‘Romania is facing the largest protests since the collapse of communism’ said Bloomberg.
To the disapproval of Romanian President Klaus Iohannis, the new coalition of the left-leaning PSD (Social Democrats) and the ALDE (Alliance of Liberals and Democrats) seem to be ‘testing the limits of their power, as administrations in Poland and Hungary have done recently.’
On the evening of the 31st January, the new government passed an emergency decree decriminalizing certain offences, including official misconduct in cases with sums involving less than 200,000 lei (£38,000). ‘The government says the order and another draft bill on jail pardons are needed to ease prison overcrowding,’ said The Guardian, ‘and to bring the criminal code into line with recent constitutional court rulings.’
‘There should be no doubt who won the elections,’ said PSD leader Liviu Dragnea said about the results, ‘Romanians want to feel at home in their own country and I want Romania to be a good home for all Romanians.’

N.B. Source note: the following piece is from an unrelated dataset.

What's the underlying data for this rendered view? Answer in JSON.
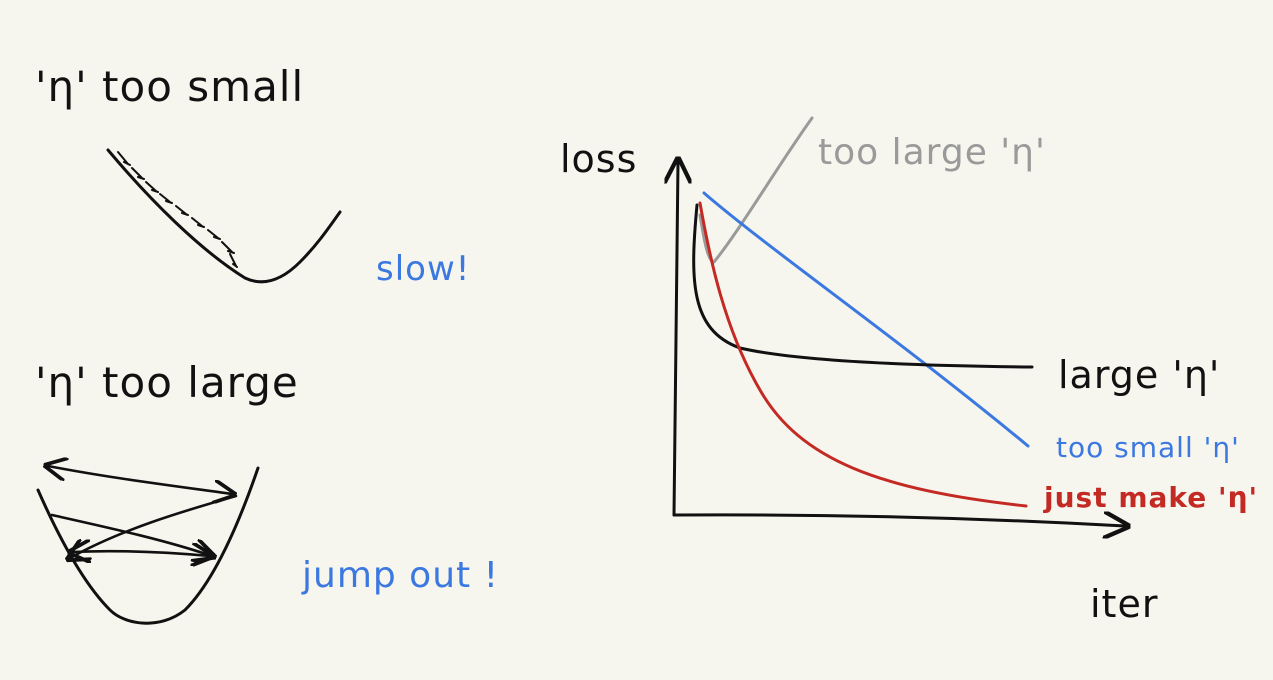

However, many saw the ruling as immoral and unlawful, and by midnight large crowds of outraged demonstrators had gathered all over the country to protest against the decree. Estimates suggest that there were 12,000 demonstrators in Bucharest alone.
The country already ranks fourth worst out of the 28 EU member states for corruption, according to Transparency International, and the new decree was seen as a further legitimization of state fraud and theft.

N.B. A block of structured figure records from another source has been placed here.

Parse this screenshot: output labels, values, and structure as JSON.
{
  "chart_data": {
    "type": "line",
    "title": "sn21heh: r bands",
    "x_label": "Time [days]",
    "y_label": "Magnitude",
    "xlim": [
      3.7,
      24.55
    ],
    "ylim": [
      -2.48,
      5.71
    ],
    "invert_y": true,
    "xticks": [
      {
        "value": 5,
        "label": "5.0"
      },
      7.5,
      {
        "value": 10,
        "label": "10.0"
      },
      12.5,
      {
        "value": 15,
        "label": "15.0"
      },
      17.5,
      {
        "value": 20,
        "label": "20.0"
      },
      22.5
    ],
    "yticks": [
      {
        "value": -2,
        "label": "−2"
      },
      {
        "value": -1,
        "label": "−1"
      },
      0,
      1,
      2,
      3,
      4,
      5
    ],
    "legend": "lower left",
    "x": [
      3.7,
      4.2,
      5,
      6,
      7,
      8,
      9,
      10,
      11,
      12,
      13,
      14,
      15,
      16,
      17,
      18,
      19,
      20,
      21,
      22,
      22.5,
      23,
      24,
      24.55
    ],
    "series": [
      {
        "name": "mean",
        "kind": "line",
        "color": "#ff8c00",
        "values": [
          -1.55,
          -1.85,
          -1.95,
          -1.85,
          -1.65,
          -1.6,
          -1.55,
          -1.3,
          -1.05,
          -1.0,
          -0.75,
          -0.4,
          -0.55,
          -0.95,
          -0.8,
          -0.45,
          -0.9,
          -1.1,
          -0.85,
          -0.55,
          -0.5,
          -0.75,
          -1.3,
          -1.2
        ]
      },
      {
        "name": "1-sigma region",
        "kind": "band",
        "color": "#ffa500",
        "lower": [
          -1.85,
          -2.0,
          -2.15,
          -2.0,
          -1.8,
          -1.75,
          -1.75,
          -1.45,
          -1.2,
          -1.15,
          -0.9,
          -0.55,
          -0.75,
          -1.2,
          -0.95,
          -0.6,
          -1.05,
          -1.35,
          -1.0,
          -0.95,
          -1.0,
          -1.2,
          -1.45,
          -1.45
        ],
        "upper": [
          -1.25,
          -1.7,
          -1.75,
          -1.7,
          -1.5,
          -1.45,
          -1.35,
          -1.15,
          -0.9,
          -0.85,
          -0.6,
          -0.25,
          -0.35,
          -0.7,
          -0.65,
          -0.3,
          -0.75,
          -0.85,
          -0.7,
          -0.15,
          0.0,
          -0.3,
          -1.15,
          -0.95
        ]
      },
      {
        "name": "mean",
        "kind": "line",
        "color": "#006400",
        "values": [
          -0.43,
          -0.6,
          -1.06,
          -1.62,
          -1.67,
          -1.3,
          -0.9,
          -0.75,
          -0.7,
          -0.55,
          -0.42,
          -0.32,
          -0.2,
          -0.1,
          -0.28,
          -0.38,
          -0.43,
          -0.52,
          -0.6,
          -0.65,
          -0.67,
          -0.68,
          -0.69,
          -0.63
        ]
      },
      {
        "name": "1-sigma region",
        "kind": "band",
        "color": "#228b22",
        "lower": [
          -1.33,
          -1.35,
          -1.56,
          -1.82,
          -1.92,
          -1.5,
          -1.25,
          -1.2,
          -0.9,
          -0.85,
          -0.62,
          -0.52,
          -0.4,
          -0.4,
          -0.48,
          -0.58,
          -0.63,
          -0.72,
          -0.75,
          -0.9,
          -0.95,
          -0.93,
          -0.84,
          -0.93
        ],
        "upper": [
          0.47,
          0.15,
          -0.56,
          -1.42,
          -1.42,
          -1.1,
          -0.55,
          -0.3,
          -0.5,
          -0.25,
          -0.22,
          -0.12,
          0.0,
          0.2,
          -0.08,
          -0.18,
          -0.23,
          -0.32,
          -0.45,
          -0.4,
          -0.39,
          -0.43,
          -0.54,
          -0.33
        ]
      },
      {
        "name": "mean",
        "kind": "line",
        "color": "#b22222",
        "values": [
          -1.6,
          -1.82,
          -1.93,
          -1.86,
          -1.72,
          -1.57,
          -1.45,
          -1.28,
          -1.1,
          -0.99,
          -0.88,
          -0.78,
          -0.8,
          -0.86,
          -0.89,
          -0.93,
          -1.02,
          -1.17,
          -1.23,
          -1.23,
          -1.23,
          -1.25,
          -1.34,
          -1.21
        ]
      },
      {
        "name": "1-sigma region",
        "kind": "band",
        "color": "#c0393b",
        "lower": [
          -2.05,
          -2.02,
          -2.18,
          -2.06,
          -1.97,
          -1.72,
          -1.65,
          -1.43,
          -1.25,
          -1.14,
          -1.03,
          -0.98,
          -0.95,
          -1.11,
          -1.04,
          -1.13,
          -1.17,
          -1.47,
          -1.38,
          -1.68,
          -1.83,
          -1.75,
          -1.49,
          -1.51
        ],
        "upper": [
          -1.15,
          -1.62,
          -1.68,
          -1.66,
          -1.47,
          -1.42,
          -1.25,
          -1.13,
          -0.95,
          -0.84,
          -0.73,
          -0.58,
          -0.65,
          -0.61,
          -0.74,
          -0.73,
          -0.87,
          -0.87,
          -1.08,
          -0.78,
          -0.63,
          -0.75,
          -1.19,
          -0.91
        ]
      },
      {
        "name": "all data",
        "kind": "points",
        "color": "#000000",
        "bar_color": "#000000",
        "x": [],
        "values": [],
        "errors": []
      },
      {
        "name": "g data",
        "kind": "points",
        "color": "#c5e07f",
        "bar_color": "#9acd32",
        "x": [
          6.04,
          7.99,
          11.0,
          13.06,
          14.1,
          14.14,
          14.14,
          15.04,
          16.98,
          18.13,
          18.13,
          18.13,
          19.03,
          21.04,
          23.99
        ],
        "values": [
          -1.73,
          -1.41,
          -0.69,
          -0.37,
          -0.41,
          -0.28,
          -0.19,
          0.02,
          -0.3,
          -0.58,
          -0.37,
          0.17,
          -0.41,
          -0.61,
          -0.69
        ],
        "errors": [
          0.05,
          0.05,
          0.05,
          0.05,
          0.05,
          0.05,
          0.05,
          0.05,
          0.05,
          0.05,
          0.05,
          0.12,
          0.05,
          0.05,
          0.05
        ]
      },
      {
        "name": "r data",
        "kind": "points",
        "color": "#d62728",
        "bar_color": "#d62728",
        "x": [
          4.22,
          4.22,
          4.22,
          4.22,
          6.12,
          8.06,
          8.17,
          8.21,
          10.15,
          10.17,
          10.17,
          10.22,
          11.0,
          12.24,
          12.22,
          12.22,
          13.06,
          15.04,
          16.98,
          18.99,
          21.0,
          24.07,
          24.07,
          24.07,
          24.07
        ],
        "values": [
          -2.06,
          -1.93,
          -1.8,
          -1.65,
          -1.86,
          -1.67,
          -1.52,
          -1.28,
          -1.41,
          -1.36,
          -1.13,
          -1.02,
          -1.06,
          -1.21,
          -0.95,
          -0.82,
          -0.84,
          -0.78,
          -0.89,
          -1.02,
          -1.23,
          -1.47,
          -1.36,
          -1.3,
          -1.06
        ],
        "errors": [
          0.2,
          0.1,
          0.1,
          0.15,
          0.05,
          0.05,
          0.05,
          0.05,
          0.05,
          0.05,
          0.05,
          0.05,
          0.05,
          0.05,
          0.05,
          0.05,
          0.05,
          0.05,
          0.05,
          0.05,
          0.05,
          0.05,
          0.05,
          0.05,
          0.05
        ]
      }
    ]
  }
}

Romanian President Klaus Iohannis who strongly opposed the emergency ruling, declared: ‘Today is a day of mourning for the rule of law.’
As the days passed without a response from the government, more and more people gathered in the streets, and the eventual refusal of Prime Minister Sorin Grindeanu to withdraw the controversial measures only sparked further protests. Protests were organized in Bulgaria and Moldova in a show of solidarity for the Romanian demonstrators.
In response to the decree and ensuing protests, Jean-Claude Juncker, the head of the European Commission declared: ‘The fight against corruption needs to be advanced, not undone.’ According to CNN ‘the embassies of Belgium, Canada, France, Germany, the Netherlands and the United States have issued a joint statement echoing Juncker’s sentiments.’
Protesters have vowed to keep up the pressure on the cabinet, with some demanding that the entire government resigns, ’chanting that government officials are “thieves” and “the red plague,”’ Politico reported.
After several days of unrest, the government decided to withdraw the decree, but demonstrations are expected to continue. Last Sunday (05/02) a record 600,000 people took to the streets across Romania. ’The decree has been scrapped,’ said the BBC, ‘but protesters say the government has proved itself untrustworthy.’ There was, however, a counter-protest of about 2,000 people demonstrating in support of the PSD-ALDE government.
Spurred on by international support, and the eventual repealing of the decree, vast groups of anti-government demonstrators continue to mobilise across the country.